This has happened to you. You’re motoring down the highway when you hear a bulletin from one of those all-news-all-the-time radio stations telling you there’s trouble ahead. A tractor trailer has flipped and is blocking two lanes. So you hop off at the next exit and …… come to a grinding halt in gridlock traffic. Everybody else has the same idea you did. When you finally arrive at your destination, late, a colleague tells you they made it on time using the highway. The accident had been cleared. %@#+*!
Timely traffic information. It’s a promise that is often made but rarely fulfilled. The reason: Most systems for monitoring traffic and alerting people about problems have latency issues–maybe as much as 20 minutes. Even the traffic information services on iPhone and other GPS-enabled devices isn’t always up to date.
A big idea that IBM scientist Nagui Halim had back in 2003 is about to finally make traffic information truly an up-to-the-minute phenomenon. More about Halim in a minute. First, today’s news:
Scientists from IBM and KTH Royal Institute of Technology in Sweden are collaborating to bring real-time traffic info to Stockholm–which likely will make it the first city in the world to possess such a capability. Over the past year, IBM has been working with the city to monitor traffic flow during peak hours. The congestion management system has reduced traffic by 20 percent and reduced average travel times by almost 50 percent. Now we’re putting some of our newest analytics technology, called InfoSphere Streams, to work there, too. The plan is to gather information germane to traffic congestion from a wide variety of sources, including sensors in taxi cabs and delivery trucks, on-time performance updates from transit systems, and weather information–then making it readily available to travelers so they can make the best decisions about driving routes, travel times, and transit alternatives. “This is the first application of real-time analytics to traffic,” says Halim.

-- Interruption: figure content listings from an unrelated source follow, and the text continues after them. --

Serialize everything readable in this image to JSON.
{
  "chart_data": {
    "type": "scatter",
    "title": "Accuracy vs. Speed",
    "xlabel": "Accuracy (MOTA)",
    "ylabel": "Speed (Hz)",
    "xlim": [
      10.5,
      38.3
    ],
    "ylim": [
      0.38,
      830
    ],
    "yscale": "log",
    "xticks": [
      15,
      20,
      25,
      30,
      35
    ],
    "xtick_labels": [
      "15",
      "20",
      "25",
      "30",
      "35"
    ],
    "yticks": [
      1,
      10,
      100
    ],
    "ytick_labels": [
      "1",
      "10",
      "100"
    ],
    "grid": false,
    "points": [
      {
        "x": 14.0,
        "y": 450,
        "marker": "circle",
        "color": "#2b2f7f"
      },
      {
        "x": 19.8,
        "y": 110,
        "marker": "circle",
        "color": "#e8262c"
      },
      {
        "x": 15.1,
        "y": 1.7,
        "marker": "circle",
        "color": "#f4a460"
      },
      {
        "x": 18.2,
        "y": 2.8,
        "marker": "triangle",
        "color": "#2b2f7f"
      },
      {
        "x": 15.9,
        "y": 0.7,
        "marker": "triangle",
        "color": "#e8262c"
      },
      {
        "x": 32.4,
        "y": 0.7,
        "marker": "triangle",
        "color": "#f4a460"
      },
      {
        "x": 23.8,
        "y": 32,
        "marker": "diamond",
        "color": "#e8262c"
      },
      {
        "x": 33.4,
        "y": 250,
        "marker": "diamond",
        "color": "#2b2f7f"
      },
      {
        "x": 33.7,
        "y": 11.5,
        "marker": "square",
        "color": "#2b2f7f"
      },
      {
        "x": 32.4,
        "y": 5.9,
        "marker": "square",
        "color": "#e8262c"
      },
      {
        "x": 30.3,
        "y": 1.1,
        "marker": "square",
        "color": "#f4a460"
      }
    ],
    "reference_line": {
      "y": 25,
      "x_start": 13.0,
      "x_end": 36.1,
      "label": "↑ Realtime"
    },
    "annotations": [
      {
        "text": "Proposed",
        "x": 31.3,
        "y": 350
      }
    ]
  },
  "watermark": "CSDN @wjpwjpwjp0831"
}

Picture this: A resident could send a text message to the traffic monitoring system listing their location and destination. The system would instantly spit back a recommendation.
Back to Halim. He was working at IBM Research back in 2003 when he saw the need for technology that could monitor multiple streams of data, real-time, and then mash it up to create actionable knowledge. At the time, most so-called real-time systems weren’t real time at all–or they were highly specialized systems. He saw the opportunity to create an approach that could be applied to any number of purposes.
It took a while. There were glitches and dead ends. Some of Halim’s colleagues thought he was crazy. But now its here. IBM last year began working with clients to build applications for the technology in health care, financial services, telecommunications, manufacturing, water management, radio astronomy, and particle physics. In February, we formally launched InfoSphere Streams as a product–in a new version with substantially improved performance.
Here’s how it works: Data comes into the computing system from the network. The system can handle thousands of streams of information concurrently. It breaks the flow into a series of small steps, recognizing the kind of data that’s coming in and quickly sending each chunk to a microprocessor that best able to deal with it. Then, through a method called “sensor fusion,” the system weaves the strands of processed data into usable information. “It’s all about gathering and making sense,” says Halim.
Depending on what you want to do, you can run a stream computing application on a supercomputer, a blade server, or even a laptop. You can analyze something relatively simple like a flow of Twitter Tweets on your laptop.
How big could stream computing be? Halim, who is now director of the InfoSphere Streams product group in IBM software, won’t put a big number on it. But he points out that there are potentially game-changing uses for the technology in one industry after another.
By the way, that IBM TV commercial you’ve seen of a baby blanketed in colorful strands representing the data from monitoring its vital signs? That’s stream computing. But that’s another story.